June 16, 2010

Federal, provincial and territorial governments agree to improve Canada’s immigration system

Ottawa, June 15, 2010 — Federal, provincial and territorial ministers responsible for immigration met in Ottawa today to discuss ways to improve Canada’s immigration system, given its increasing importance to Canada’s future.

“If Canada wants to succeed in the global economy, our country must be able to attract and retain immigrants with the skills it needs today while preparing us to face the challenges of the future,” said Jason Kenney, federal Minister for Citizenship, Immigration and Multiculturalism. “After today’s discussion, I am confident that our governments’ combined efforts will help position Canada as a destination of choice for the world’s best and brightest, while continuing to maintain our humanitarian tradition.”

“Immigration is important to all provinces and territories,” said Ramona Jennex, Nova Scotia’s Minister of Immigration on behalf of her provincial and territorial colleagues. “We agreed here to improve our cooperative approach to immigration to ensure its benefits are shared across the country. We are pleased that future meetings will be co-chaired by the federal and provincial governments.”

This meeting occurs at a time when the increasing importance of immigration to Canada’s competitiveness is undisputed. Within the next few years, Canada’s labour force growth will depend on immigration. Welcoming immigrants with the skills we need is essential to build Canada’s future labour force.

Ministers agreed that the future of immigration would embrace welcoming and supporting newcomers to join in building inclusive, diverse and vibrant communities and a prosperous Canada. This recognizes the increased involvement of provinces and territories in jointly managing the immigration system, as well as Quebec’s responsibility under the Canada-Quebec Accord.

Ministers discussed the importance of planning immigration levels on a long-term basis to make immigration more responsive to economic and regional needs. As Canada emerges from the recession, we must also continue to ensure skilled workers selected are those most likely to succeed.

Minister Kenney reported on progress made in reducing the backlog for federal skilled worker applications under the Action Plan for Faster Immigration, but that applications are once again above the level that can be processed in a timely way. Ministers discussed the need to remain flexible in order to control the flow of applications, while working to allow provincial nominee programs to respond to emerging labour market needs.

The ability of immigrants to succeed in Canada’s labour market is also critical to building an immigration system that is responsive to Canada’s economy. Given provincial and territorial responsibility for recognizing foreign credentials, ministers discussed work to date on the Pan-Canadian Framework for the Assessment and Recognition of Foreign Qualifications. As the Framework states, all governments are working towards the common goal of ensuring that foreign qualifications are recognized in a fair, consistent, transparent and timely manner.
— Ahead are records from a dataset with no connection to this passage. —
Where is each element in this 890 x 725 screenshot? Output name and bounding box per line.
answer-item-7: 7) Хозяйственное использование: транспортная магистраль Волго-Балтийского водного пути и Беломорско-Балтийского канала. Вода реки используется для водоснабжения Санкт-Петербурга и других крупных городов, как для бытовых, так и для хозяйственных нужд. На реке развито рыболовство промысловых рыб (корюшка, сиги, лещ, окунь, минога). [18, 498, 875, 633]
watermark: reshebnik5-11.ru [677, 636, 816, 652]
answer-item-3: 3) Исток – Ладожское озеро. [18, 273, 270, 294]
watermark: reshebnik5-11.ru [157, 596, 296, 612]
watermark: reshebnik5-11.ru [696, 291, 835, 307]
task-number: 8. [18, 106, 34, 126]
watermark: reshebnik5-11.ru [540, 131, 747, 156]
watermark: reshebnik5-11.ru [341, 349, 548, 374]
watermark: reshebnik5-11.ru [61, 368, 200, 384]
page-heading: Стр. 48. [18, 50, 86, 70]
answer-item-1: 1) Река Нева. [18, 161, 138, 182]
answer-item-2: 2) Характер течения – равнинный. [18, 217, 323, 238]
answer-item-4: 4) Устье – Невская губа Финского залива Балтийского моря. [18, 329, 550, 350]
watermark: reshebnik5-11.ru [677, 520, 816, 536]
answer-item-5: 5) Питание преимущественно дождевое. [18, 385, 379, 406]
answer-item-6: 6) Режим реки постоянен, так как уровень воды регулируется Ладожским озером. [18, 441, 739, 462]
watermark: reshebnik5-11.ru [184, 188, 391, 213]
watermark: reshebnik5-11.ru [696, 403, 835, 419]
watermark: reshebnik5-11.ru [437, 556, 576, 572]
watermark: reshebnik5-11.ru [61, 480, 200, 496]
Ministers recognized the continued importance of supporting settlement and integration programs being delivered across the country to ensure the successful integration of newcomers into their communities. Ministers agreed to work together to improve measuring and reporting outcomes, and committed to developing a pan-Canadian framework that would establish a common set of successful settlement indicators across jurisdictions, as well as an assessment of service delivery models. Under the Canada-Quebec Accord, Quebec is responsible for its own settlement services including the evaluation of its programs. However, the province will share best practices as part of this exercise.

As well, Ministers agreed that Canada must increase its vigilance and cooperation to prevent and reduce fraud in the immigration system.

Ministers also committed to work together to ensure that Canada continues to improve its standing as a destination of choice for international students seeking a quality education.

Underlying all of these discussions was recognition of the unique needs of provinces and territories, as well as Canada’s values of diversity, inclusiveness and equality of opportunity.